易中海低著头看脚尖,刘海中低著头看肚子,阎埠贵低著头看手里刚抢回来的十块钱。
“这都乱成什么样了?”
“这还是那个优秀四合院吗?”
没人吭声。
一个个的,不知道心里在想什么。
李建国站在那儿,像个局外人,看著这一切。
所谓的全院大会,看著挺民主。
说白了,就是三个大爷之间你来我往。
就是几个老东西玩弄人心,搞出来的以他们利益为出发点的独裁罢了。
“还有你!”
聋老太太突然把矛头指向李建国。
那手指头指著李建国的鼻子,指头都快戳到他脸上了。
“自从你到了这个四合院,大伙儿就没过过一天好日子!”
“天天闹得鸡飞狗跳,你就是个搅屎棍!”
她气急败坏地骂著,又恨铁不成钢地指著其他人。
“你们一个个的,连脑子都不用!”
“就这么被个小年轻牵著鼻子走?”
“他才来多久?一句话就让你们跟著他跑?”
看大伙儿被自己骂得不敢吭声,聋老太太又嘆了口气,语气变得语重心长。
那语气变得太快,快得让人不適应。
“一方有难,八方支援。

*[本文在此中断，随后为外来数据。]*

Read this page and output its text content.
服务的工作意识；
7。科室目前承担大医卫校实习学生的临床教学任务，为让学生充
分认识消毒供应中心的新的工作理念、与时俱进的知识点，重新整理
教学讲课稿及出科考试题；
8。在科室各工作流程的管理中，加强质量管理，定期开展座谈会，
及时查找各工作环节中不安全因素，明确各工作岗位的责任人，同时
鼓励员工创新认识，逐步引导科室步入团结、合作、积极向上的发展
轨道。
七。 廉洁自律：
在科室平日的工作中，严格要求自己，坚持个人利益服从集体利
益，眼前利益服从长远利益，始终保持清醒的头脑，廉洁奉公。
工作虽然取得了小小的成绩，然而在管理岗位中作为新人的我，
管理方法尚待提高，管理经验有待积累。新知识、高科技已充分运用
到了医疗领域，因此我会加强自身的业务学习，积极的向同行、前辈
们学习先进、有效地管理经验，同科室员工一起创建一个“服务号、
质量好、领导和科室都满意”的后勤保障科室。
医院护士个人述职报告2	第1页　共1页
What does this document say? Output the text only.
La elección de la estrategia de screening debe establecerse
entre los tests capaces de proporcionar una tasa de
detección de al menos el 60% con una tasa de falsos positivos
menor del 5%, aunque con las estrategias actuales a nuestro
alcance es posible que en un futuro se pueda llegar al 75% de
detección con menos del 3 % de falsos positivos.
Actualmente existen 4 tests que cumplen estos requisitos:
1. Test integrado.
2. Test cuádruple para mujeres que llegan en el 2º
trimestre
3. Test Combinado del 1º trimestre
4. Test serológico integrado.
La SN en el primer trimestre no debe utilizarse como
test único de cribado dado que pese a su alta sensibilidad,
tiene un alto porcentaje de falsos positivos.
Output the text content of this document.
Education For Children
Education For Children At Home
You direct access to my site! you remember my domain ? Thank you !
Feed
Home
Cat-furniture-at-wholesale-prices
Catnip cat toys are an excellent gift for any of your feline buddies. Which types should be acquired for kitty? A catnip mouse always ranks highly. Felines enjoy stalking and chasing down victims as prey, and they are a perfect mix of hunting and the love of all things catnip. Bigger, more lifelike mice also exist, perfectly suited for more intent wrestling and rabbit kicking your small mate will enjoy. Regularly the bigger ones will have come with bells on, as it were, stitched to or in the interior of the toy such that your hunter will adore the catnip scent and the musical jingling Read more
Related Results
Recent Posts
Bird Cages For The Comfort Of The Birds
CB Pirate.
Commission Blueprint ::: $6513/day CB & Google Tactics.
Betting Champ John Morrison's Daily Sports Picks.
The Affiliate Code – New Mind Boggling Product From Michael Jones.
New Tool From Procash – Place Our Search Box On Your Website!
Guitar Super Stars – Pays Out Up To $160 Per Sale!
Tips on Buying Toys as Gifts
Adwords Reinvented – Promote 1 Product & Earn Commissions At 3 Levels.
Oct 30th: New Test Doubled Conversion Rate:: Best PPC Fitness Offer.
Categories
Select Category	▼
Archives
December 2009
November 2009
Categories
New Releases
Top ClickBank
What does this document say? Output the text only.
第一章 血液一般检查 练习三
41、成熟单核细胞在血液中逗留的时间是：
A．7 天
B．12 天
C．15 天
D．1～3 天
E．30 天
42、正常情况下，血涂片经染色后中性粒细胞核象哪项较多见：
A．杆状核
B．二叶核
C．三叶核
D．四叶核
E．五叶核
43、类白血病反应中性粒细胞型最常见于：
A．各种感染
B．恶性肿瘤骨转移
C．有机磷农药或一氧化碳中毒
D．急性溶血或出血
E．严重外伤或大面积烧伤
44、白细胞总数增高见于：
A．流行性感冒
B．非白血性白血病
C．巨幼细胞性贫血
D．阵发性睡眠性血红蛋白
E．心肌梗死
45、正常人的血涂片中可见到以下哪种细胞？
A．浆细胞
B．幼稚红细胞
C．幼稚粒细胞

”
“远亲不如近邻。”
“这是咱们四合院的传统。”
“不管怎么说,贾家是咱们的一份子,出了这么大的事,你们就不能有点同理心吗?”
“噗——”
李建国实在没忍住,笑出了声。
许大茂离得最近,听得最清楚,下意识问了一句。
“李主任,您笑什么?”
他声音有点大,在只有聋老太太说话、全院安静的环境里,格外突兀。
一下子把所有人的目光都引了过来。
“长辈说话,你在那儿笑什么?”
聋老太太皱起眉,不高兴地看著李建国。
那眉头皱成一团,褶子堆成了山。
“一点规矩都没有。”
“我只是在想,你怎么永远都是这一套?”
李建国嘲讽地看著她。
“一点新意都没有。”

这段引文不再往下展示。